The Dodd-Frank Wall Street Reform and Consumer Protection Act was signed into law in 2010 but still has businesses concerned due to its sprawling complexity. The act, which spells out its demands over thousands of pages, aims to prevent “too big to fail” and reduce the risk of another financial crisis like the 2008 recession.
And even though it’s a remarkably complex regulation—the largest regulatory reform since the Great Depression—businesses can and should be doing the necessary legwork to ensure their governance, risk management, and compliance (GRC) program offers the right visibility into areas where Dodd-Frank might hit them hardest.
If a financial business has remained compliant with Dodd-Frank reforms thus far, but are looking to expand their business, perhaps, reinforcing a few processes can make GRC programs top-notch.

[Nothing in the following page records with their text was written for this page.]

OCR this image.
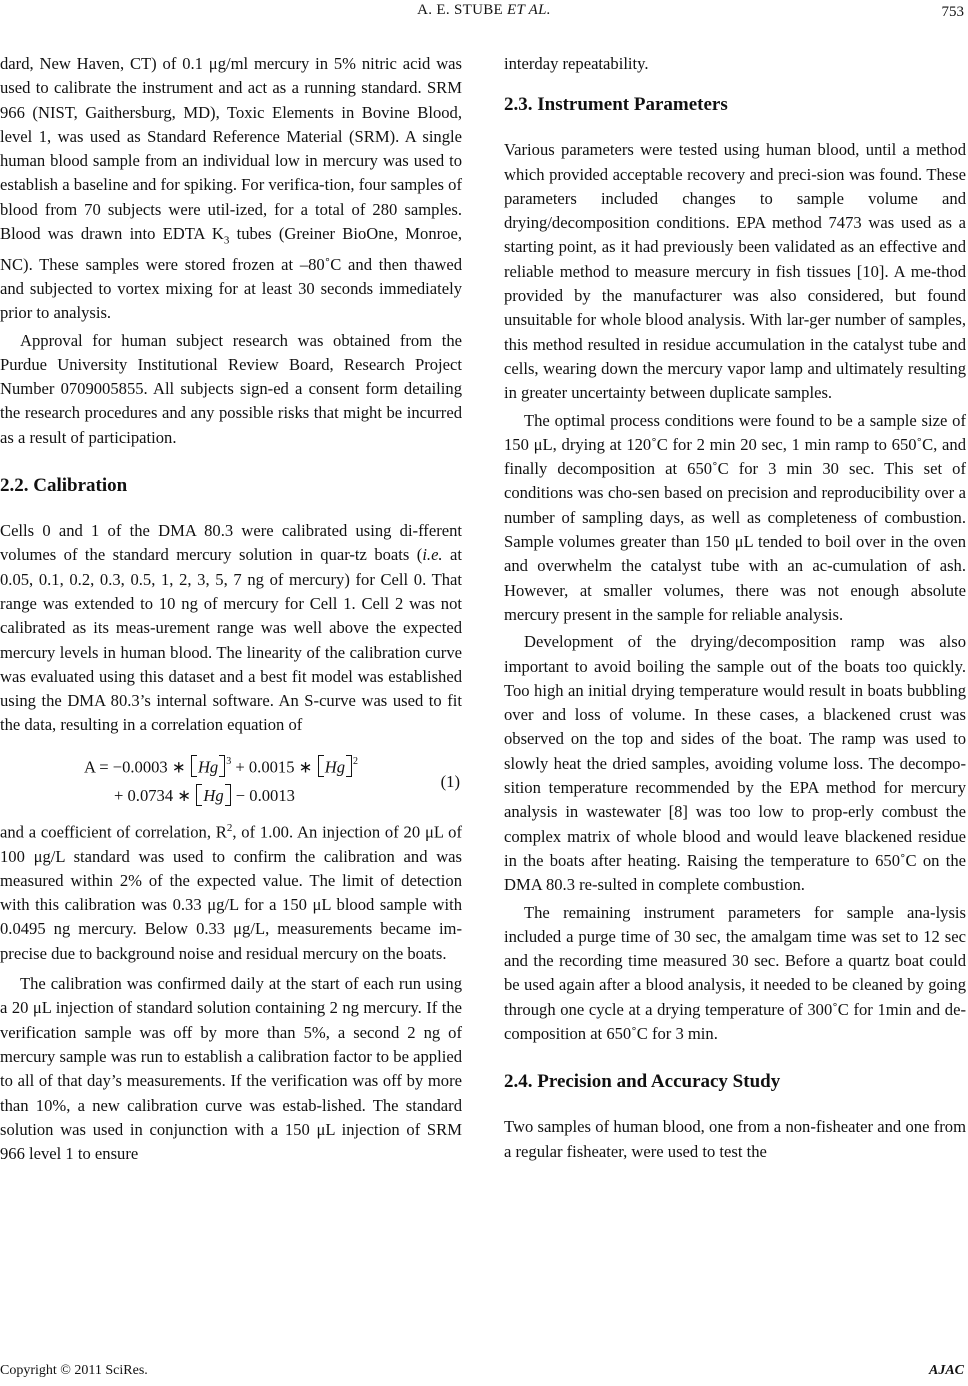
A. E. STUBE ET AL.	753

dard, New Haven, CT) of 0.1 μg/ml mercury in 5% nitric acid was used to calibrate the instrument and act as a running standard. SRM 966 (NIST, Gaithersburg, MD), Toxic Elements in Bovine Blood, level 1, was used as Standard Reference Material (SRM). A single human blood sample from an individual low in mercury was used to establish a baseline and for spiking. For verifica-tion, four samples of blood from 70 subjects were util-ized, for a total of 280 samples. Blood was drawn into EDTA $K_3$ tubes (Greiner BioOne, Monroe, NC). These samples were stored frozen at –80˚C and then thawed and subjected to vortex mixing for at least 30 seconds immediately prior to analysis.

Approval for human subject research was obtained from the Purdue University Institutional Review Board, Research Project Number 0709005855. All subjects sign-ed a consent form detailing the research procedures and any possible risks that might be incurred as a result of participation.

2.2. Calibration

Cells 0 and 1 of the DMA 80.3 were calibrated using di-fferent volumes of the standard mercury solution in quar-tz boats (i.e. at 0.05, 0.1, 0.2, 0.3, 0.5, 1, 2, 3, 5, 7 ng of mercury) for Cell 0. That range was extended to 10 ng of mercury for Cell 1. Cell 2 was not calibrated as its meas-urement range was well above the expected mercury levels in human blood. The linearity of the calibration curve was evaluated using this dataset and a best fit model was established using the DMA 80.3’s internal software. An S-curve was used to fit the data, resulting in a correlation equation of

A = −0.0003 ∗ Hg $^3$ + 0.0015 ∗ Hg $^2$
+ 0.0734 ∗ Hg − 0.0013
(1)

and a coefficient of correlation, $R^2$, of 1.00. An injection of 20 μL of 100 μg/L standard was used to confirm the calibration and was measured within 2% of the expected value. The limit of detection with this calibration was 0.33 μg/L for a 150 μL blood sample with 0.0495 ng mercury. Below 0.33 μg/L, measurements became im-precise due to background noise and residual mercury on the boats.

The calibration was confirmed daily at the start of each run using a 20 μL injection of standard solution containing 2 ng mercury. If the verification sample was off by more than 5%, a second 2 ng of mercury sample was run to establish a calibration factor to be applied to all of that day’s measurements. If the verification was off by more than 10%, a new calibration curve was estab-lished. The standard solution was used in conjunction with a 150 μL injection of SRM 966 level 1 to ensure

interday repeatability.

2.3. Instrument Parameters

Various parameters were tested using human blood, until a method which provided acceptable recovery and preci-sion was found. These parameters included changes to sample volume and drying/decomposition conditions. EPA method 7473 was used as a starting point, as it had previously been validated as an effective and reliable method to measure mercury in fish tissues [10]. A me-thod provided by the manufacturer was also considered, but found unsuitable for whole blood analysis. With lar-ger number of samples, this method resulted in residue accumulation in the catalyst tube and cells, wearing down the mercury vapor lamp and ultimately resulting in greater uncertainty between duplicate samples.

The optimal process conditions were found to be a sample size of 150 μL, drying at 120˚C for 2 min 20 sec, 1 min ramp to 650˚C, and finally decomposition at 650˚C for 3 min 30 sec. This set of conditions was cho-sen based on precision and reproducibility over a number of sampling days, as well as completeness of combustion. Sample volumes greater than 150 μL tended to boil over in the oven and overwhelm the catalyst tube with an ac-cumulation of ash. However, at smaller volumes, there was not enough absolute mercury present in the sample for reliable analysis.

Development of the drying/decomposition ramp was also important to avoid boiling the sample out of the boats too quickly. Too high an initial drying temperature would result in boats bubbling over and loss of volume. In these cases, a blackened crust was observed on the top and sides of the boat. The ramp was used to slowly heat the dried samples, avoiding volume loss. The decompo-sition temperature recommended by the EPA method for mercury analysis in wastewater [8] was too low to prop-erly combust the complex matrix of whole blood and would leave blackened residue in the boats after heating. Raising the temperature to 650˚C on the DMA 80.3 re-sulted in complete combustion.

The remaining instrument parameters for sample ana-lysis included a purge time of 30 sec, the amalgam time was set to 12 sec and the recording time measured 30 sec. Before a quartz boat could be used again after a blood analysis, it needed to be cleaned by going through one cycle at a drying temperature of 300˚C for 1min and de-composition at 650˚C for 3 min.

2.4. Precision and Accuracy Study

Two samples of human blood, one from a non-fisheater and one from a regular fisheater, were used to test the

Copyright © 2011 SciRes.	AJAC
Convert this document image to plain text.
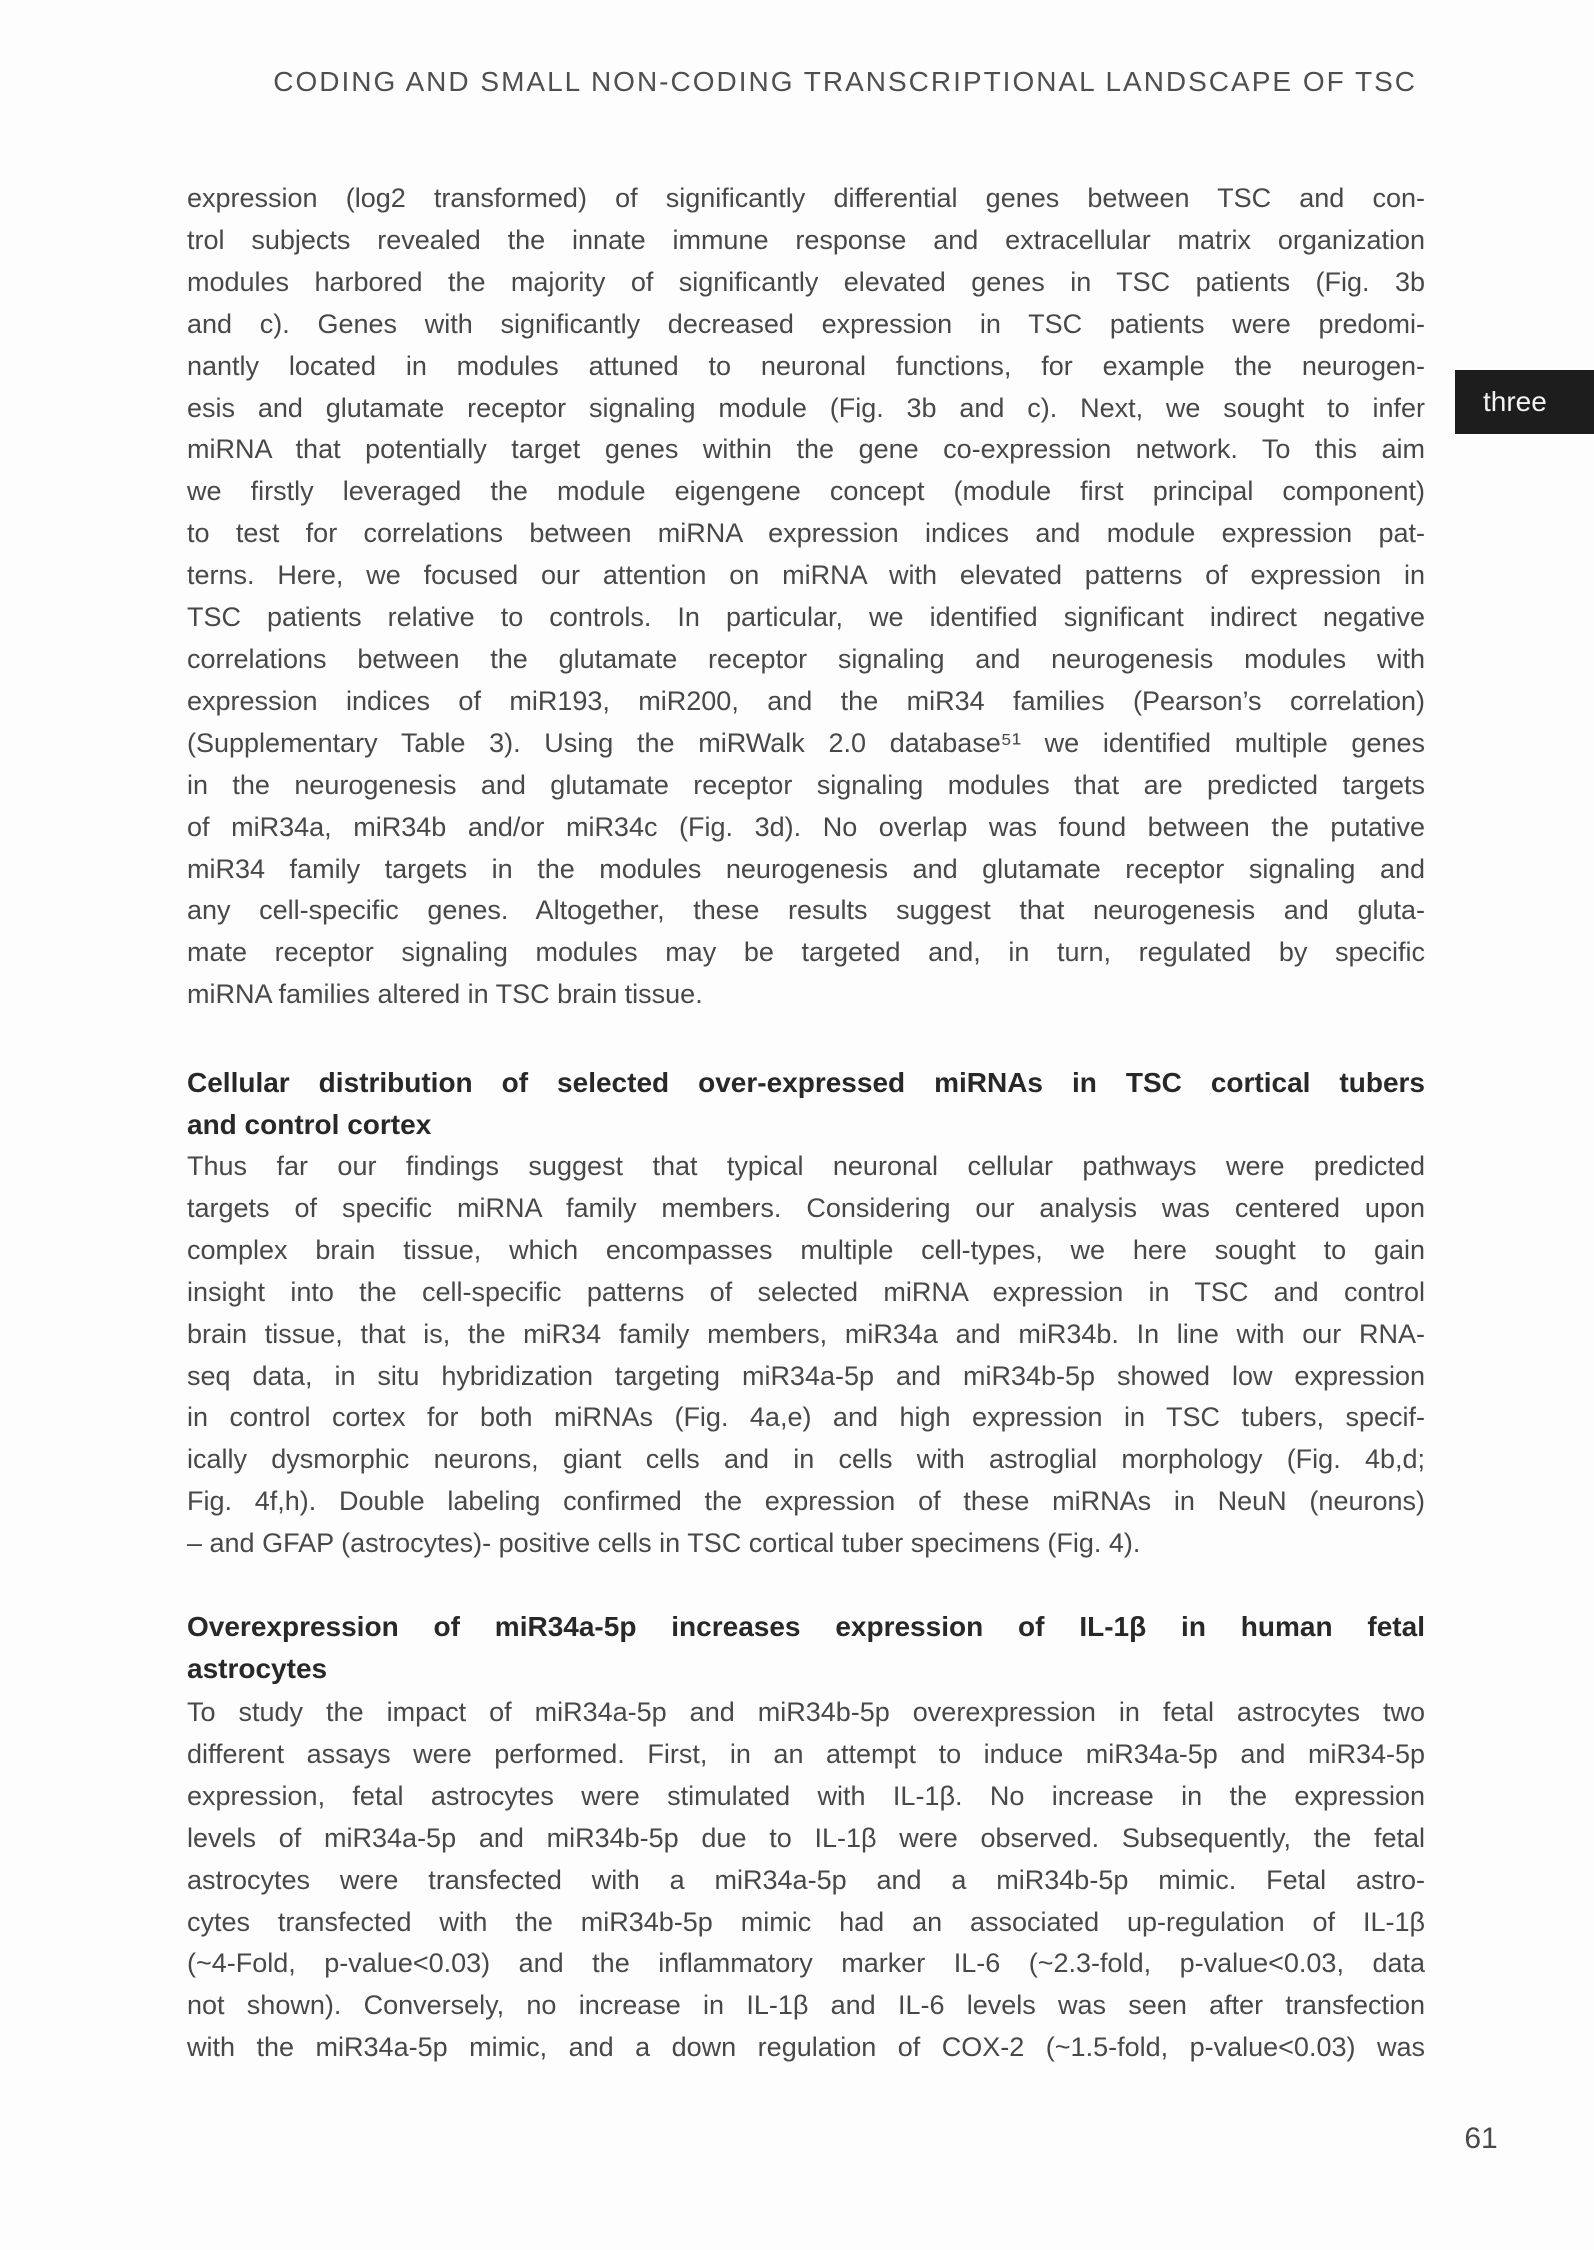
CODING AND SMALL NON-CODING TRANSCRIPTIONAL LANDSCAPE OF TSC
three
expression (log2 transformed) of significantly differential genes between TSC and con-
trol subjects revealed the innate immune response and extracellular matrix organization
modules harbored the majority of significantly elevated genes in TSC patients (Fig. 3b
and c). Genes with significantly decreased expression in TSC patients were predomi-
nantly located in modules attuned to neuronal functions, for example the neurogen-
esis and glutamate receptor signaling module (Fig. 3b and c). Next, we sought to infer
miRNA that potentially target genes within the gene co-expression network. To this aim
we firstly leveraged the module eigengene concept (module first principal component)
to test for correlations between miRNA expression indices and module expression pat-
terns. Here, we focused our attention on miRNA with elevated patterns of expression in
TSC patients relative to controls. In particular, we identified significant indirect negative
correlations between the glutamate receptor signaling and neurogenesis modules with
expression indices of miR193, miR200, and the miR34 families (Pearson’s correlation)
(Supplementary Table 3). Using the miRWalk 2.0 database⁵¹ we identified multiple genes
in the neurogenesis and glutamate receptor signaling modules that are predicted targets
of miR34a, miR34b and/or miR34c (Fig. 3d). No overlap was found between the putative
miR34 family targets in the modules neurogenesis and glutamate receptor signaling and
any cell-specific genes. Altogether, these results suggest that neurogenesis and gluta-
mate receptor signaling modules may be targeted and, in turn, regulated by specific
miRNA families altered in TSC brain tissue.
Cellular distribution of selected over-expressed miRNAs in TSC cortical tubers
and control cortex
Thus far our findings suggest that typical neuronal cellular pathways were predicted
targets of specific miRNA family members. Considering our analysis was centered upon
complex brain tissue, which encompasses multiple cell-types, we here sought to gain
insight into the cell-specific patterns of selected miRNA expression in TSC and control
brain tissue, that is, the miR34 family members, miR34a and miR34b. In line with our RNA-
seq data, in situ hybridization targeting miR34a-5p and miR34b-5p showed low expression
in control cortex for both miRNAs (Fig. 4a,e) and high expression in TSC tubers, specif-
ically dysmorphic neurons, giant cells and in cells with astroglial morphology (Fig. 4b,d;
Fig. 4f,h). Double labeling confirmed the expression of these miRNAs in NeuN (neurons)
– and GFAP (astrocytes)- positive cells in TSC cortical tuber specimens (Fig. 4).
Overexpression of miR34a-5p increases expression of IL-1β in human fetal
astrocytes
To study the impact of miR34a-5p and miR34b-5p overexpression in fetal astrocytes two
different assays were performed. First, in an attempt to induce miR34a-5p and miR34-5p
expression, fetal astrocytes were stimulated with IL-1β. No increase in the expression
levels of miR34a-5p and miR34b-5p due to IL-1β were observed. Subsequently, the fetal
astrocytes were transfected with a miR34a-5p and a miR34b-5p mimic. Fetal astro-
cytes transfected with the miR34b-5p mimic had an associated up-regulation of IL-1β
(~4-Fold, p-value<0.03) and the inflammatory marker IL-6 (~2.3-fold, p-value<0.03, data
not shown). Conversely, no increase in IL-1β and IL-6 levels was seen after transfection
with the miR34a-5p mimic, and a down regulation of COX-2 (~1.5-fold, p-value<0.03) was
61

Dealing with regulatory change
The Dodd-Frank Act might have already been set into law, but it’s certainly not the end to financial regulation in the U.S.—in fact politicians are already looking to create legislation that overrides and alters some of the rules, meaning that change is likely on the way. Businesses need to be able to pivot immediately when such a rule comes into action, but there’s no way to make that happen unless they know the change has actually occurred. They need regulatory change management.
Keeping people on staff to follow these regulations and know every detail about every rule just might not be possible due to financial or time constraints. Instead, businesses should think seriously about outsourcing the difficult work of navigating thousands of pages of paperwork to other firms that develop GRC software specifically created to help generate positive GRC processes. This software acts as an always-up-to-date repository of regulatory information that can be imported and tracked internally. When regulatory changes occur, the business receives a notification so that they can immediately begin to put key stakeholders together to figure out a strategy for dealing with it.
Disseminating new and improved policies
Regardless of where a business stands in building out its processes to fully comply with Dodd-Frank rules, there will always be future change—once the aforementioned change management process is set into place, a business needs some process for ensuring that changes are recognized across the enterprise as quickly as possible, and with the most visibility. With good GRC software, businesses can import existing policies into a single repository, and then convert those into pre-built templates, or use their own custom workflows, depending on their needs. With that single repository, more key players can collaborate on the same policies, which increases accuracy and comprehensiveness. Once the policies are ready to be distributed, the GRC software can target certain business processes or even certain employees to ensure they’re made aware of the policy changes.
Dodd-Frank rules require certain risk management processes, such as stress testing on an annual basis, so businesses have to be proactive about updating and maintaining these systems. GRC software will help businesses first identify potential risks associated with the whole spectrum of business activities, from marketing to sales, and allow businesses to have oversight of the entire risk situation. Automated assessment should help define which risks are of utmost concern to a business based on impact and likelihood. From there, it will help stakeholders build action plans that can respond to any of these risks, and keep the business within the margins of compliance. It’s best to not underestimate the importance of having visibility into this data—be sure a GRC software solution allows analysts to deliver real-time analytics in a variety of methods, including visualizations.
Investigating cases, internally and externally
Businesses need to be ready to respond to investigations, whether they’re internal or from an external body, whether that’s a third party, the FTC, the FTIC, Bureau of Consumer Financial Protection, or any of the other agencies created by Dodd-Frank. Good GRC software will enable businesses to organize all of their potential investigations in a single repository for easy management, and then create workflows for cases from all of these disparate sources. It should also help key players associate important data about a given case—for example, statements or interviews—together, which allows for easy tracking and maintenance.
There is far more than these four categories, but the bottom line is that the need to create processes mandated by Dodd-Frank requires businesses to integrate GRC software into their overall workflow—homegrown processes just don’t cut it anymore. By offloading the difficult work of tracking regulatory changes to a third party and GRC software provider, businesses can ensure that they’re spending their time on what matters—coming up with reliable systems for dealing with not only issues that might arise today, but also what could be coming in the future.